Et c’est ce débat constitutionnel qui était au cœur de votre entretien tout à l’heure avec le président Sassou N'Guesso ?

L.M: L’exercice constitutionnel dans la sous-région est dans l’air. On en parle certes, mais j’étais venue voir le président Denis Sassou N'Guesso avec un message du président Paul Kagamé surtout sur l’avancement des relations bilatérales entre nos deux pays.

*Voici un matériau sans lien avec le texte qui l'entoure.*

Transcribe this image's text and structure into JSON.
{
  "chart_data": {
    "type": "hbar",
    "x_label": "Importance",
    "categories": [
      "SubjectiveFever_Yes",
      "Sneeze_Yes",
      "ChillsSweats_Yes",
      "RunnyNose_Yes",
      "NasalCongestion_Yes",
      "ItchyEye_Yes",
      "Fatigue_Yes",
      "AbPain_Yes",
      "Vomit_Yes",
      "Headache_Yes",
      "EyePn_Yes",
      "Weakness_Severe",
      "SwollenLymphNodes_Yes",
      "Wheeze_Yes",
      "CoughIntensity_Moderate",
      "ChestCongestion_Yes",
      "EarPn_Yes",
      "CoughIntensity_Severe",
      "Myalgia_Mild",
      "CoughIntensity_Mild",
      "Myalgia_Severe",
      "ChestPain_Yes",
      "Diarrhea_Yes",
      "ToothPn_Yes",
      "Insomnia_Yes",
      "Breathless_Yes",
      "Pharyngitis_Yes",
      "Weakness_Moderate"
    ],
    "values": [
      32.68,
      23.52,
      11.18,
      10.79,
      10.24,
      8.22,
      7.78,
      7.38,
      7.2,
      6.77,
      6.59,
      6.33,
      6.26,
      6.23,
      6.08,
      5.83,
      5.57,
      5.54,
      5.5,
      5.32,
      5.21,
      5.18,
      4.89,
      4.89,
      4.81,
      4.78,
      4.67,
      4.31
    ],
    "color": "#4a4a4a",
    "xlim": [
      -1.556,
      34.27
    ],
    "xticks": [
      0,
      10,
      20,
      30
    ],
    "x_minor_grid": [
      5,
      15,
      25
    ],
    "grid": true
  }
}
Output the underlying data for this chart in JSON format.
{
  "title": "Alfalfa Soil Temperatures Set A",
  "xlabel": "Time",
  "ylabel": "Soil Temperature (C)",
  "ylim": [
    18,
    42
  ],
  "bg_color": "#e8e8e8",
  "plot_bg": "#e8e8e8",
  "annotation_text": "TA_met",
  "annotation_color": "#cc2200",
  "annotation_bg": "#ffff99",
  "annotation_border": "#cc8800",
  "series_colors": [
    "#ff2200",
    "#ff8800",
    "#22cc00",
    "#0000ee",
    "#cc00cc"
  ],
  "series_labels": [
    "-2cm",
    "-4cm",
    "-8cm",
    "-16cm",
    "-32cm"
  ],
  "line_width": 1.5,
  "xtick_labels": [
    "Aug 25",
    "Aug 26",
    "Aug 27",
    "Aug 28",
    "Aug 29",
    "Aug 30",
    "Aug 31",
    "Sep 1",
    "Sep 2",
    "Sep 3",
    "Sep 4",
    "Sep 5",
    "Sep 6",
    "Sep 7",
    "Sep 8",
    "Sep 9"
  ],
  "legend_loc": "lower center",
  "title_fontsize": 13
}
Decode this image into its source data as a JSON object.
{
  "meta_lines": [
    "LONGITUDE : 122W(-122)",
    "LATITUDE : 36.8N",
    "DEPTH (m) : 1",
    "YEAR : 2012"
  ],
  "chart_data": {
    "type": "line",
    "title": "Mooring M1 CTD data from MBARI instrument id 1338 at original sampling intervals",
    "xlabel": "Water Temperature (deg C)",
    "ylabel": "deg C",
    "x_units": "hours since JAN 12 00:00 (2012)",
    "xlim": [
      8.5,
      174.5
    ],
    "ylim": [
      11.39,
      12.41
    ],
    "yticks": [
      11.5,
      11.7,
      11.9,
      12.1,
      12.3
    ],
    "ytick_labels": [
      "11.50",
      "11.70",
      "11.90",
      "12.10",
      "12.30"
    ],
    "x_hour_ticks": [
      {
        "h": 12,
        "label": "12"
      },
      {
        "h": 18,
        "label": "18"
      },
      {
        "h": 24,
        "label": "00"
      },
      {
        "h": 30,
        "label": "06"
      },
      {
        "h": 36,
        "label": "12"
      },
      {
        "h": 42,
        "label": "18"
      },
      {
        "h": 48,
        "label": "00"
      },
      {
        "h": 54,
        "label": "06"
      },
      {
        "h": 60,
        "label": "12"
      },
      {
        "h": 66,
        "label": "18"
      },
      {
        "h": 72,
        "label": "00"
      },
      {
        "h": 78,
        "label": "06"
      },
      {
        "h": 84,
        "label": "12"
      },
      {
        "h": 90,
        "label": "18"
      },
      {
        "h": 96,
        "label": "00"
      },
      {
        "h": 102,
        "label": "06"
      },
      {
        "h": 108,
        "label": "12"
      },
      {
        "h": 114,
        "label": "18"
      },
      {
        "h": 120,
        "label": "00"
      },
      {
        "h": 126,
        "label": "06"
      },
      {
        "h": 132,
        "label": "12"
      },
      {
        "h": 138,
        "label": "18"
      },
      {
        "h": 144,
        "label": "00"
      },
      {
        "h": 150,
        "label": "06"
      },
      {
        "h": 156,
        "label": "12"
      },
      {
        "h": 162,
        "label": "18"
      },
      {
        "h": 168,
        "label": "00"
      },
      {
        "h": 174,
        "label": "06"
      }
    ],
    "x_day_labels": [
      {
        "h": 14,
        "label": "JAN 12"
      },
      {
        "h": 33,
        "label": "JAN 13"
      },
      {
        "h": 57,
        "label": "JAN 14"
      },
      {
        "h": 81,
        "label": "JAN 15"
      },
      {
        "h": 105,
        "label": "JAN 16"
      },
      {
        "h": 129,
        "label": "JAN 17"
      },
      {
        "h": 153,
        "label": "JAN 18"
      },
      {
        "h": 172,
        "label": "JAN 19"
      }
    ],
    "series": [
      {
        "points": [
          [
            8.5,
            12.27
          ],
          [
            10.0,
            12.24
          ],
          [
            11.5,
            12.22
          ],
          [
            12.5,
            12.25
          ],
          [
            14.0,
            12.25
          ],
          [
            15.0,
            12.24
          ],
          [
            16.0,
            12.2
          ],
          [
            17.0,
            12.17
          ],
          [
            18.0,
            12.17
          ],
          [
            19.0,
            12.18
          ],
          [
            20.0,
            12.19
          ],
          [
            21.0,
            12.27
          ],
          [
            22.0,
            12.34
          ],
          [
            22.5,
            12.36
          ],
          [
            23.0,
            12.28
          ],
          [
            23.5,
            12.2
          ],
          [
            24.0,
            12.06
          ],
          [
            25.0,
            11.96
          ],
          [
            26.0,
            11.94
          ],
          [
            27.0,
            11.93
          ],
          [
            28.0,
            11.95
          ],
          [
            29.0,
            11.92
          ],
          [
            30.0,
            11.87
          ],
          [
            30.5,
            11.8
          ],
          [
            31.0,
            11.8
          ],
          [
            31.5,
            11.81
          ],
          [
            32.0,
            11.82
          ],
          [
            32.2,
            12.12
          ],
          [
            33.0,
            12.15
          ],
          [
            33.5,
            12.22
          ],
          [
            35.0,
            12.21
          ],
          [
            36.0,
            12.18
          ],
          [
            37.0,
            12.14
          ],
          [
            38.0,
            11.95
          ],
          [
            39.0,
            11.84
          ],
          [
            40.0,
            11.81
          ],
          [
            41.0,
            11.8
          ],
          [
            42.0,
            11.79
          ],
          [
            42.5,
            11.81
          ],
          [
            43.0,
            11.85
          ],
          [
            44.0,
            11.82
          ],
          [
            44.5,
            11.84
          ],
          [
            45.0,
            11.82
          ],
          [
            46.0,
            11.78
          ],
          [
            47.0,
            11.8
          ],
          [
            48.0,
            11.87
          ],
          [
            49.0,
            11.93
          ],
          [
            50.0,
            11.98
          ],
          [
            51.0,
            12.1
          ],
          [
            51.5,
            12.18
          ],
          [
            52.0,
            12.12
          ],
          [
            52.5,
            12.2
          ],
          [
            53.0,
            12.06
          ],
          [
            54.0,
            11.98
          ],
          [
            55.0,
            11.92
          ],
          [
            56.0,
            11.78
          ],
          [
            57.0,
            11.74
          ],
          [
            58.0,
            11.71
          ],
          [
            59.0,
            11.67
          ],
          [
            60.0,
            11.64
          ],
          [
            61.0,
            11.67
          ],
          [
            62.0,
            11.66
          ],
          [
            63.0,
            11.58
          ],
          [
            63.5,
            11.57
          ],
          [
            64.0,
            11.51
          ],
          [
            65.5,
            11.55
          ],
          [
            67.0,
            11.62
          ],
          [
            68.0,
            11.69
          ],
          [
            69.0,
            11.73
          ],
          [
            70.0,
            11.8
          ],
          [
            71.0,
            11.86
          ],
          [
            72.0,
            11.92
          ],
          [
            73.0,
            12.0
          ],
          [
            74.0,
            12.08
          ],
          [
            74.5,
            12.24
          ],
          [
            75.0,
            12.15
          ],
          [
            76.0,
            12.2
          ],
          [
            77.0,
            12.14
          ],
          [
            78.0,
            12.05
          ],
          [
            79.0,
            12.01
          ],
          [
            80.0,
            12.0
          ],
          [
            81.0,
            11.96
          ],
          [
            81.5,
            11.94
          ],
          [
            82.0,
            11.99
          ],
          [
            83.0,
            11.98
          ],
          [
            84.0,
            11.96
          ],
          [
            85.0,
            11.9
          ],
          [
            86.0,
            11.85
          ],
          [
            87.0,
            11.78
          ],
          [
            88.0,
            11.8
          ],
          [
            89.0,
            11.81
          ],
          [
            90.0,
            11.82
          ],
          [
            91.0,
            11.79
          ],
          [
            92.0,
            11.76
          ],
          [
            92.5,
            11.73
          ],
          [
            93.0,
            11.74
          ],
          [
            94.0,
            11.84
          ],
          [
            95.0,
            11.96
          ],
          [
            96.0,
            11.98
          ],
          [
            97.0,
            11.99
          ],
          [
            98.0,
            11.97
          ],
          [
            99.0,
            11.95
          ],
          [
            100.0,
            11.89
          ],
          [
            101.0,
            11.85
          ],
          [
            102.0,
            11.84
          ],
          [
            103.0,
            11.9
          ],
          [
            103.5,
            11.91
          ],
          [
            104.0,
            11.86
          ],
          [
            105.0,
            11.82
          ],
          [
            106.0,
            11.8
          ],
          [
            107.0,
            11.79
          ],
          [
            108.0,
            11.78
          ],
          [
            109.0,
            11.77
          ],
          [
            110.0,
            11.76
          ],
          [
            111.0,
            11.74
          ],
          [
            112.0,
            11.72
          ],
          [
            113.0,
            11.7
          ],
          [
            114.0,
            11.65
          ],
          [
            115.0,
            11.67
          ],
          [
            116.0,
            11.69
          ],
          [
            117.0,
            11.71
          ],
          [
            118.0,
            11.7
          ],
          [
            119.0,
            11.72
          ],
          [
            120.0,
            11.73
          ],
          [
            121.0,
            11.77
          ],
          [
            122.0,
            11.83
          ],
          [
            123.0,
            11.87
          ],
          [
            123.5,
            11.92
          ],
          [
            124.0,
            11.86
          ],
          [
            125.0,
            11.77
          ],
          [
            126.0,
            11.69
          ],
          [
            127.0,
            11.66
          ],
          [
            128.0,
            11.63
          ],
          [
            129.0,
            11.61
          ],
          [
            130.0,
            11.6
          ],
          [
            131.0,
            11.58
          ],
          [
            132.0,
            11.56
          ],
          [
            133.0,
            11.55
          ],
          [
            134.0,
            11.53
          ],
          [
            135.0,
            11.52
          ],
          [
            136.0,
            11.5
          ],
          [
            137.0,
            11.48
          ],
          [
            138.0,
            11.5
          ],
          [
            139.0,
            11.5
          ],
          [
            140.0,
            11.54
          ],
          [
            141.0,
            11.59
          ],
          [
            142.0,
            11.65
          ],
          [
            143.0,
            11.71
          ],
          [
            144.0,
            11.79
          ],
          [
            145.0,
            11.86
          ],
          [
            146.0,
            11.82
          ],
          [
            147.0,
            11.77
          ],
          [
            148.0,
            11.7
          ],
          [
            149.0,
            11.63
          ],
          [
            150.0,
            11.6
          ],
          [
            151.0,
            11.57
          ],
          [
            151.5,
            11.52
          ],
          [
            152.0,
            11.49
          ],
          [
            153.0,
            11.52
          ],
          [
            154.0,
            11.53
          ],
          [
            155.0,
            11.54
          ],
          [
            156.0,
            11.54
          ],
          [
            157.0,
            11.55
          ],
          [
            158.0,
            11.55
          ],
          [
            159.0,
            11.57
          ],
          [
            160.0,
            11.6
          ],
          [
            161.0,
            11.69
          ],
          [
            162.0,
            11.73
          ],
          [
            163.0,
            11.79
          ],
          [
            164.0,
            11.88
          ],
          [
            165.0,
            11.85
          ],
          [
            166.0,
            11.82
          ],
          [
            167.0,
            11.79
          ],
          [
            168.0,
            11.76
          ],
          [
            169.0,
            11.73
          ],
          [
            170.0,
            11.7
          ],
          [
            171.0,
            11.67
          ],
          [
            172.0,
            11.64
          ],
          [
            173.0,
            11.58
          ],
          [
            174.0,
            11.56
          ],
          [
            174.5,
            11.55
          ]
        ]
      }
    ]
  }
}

Le Rwanda vient d’ouvrir une ambassade à Brazzaville pour couvrir l’Afrique centrale. Nous venons aussi de nommer un ambassadeur. Nous sommes là pour son agrément. Nos pays ont décidé depuis quatre ou cinq ans d’essayer d’avancer très vite sur une collaboration intense dans plusieurs domaines : des échanges de technologies, d’investisseurs… La collaboration régionale, des consultations sur des questions du continent, c’est ce que nous avons abordé.

Comment se portent les relations entre Brazzaville et Kigali ?

L.M : Entre Kigali et Brazzaville, le lien est très fort, entre nos peuples, entre nos chefs d’Etat, entre les deux classes politiques.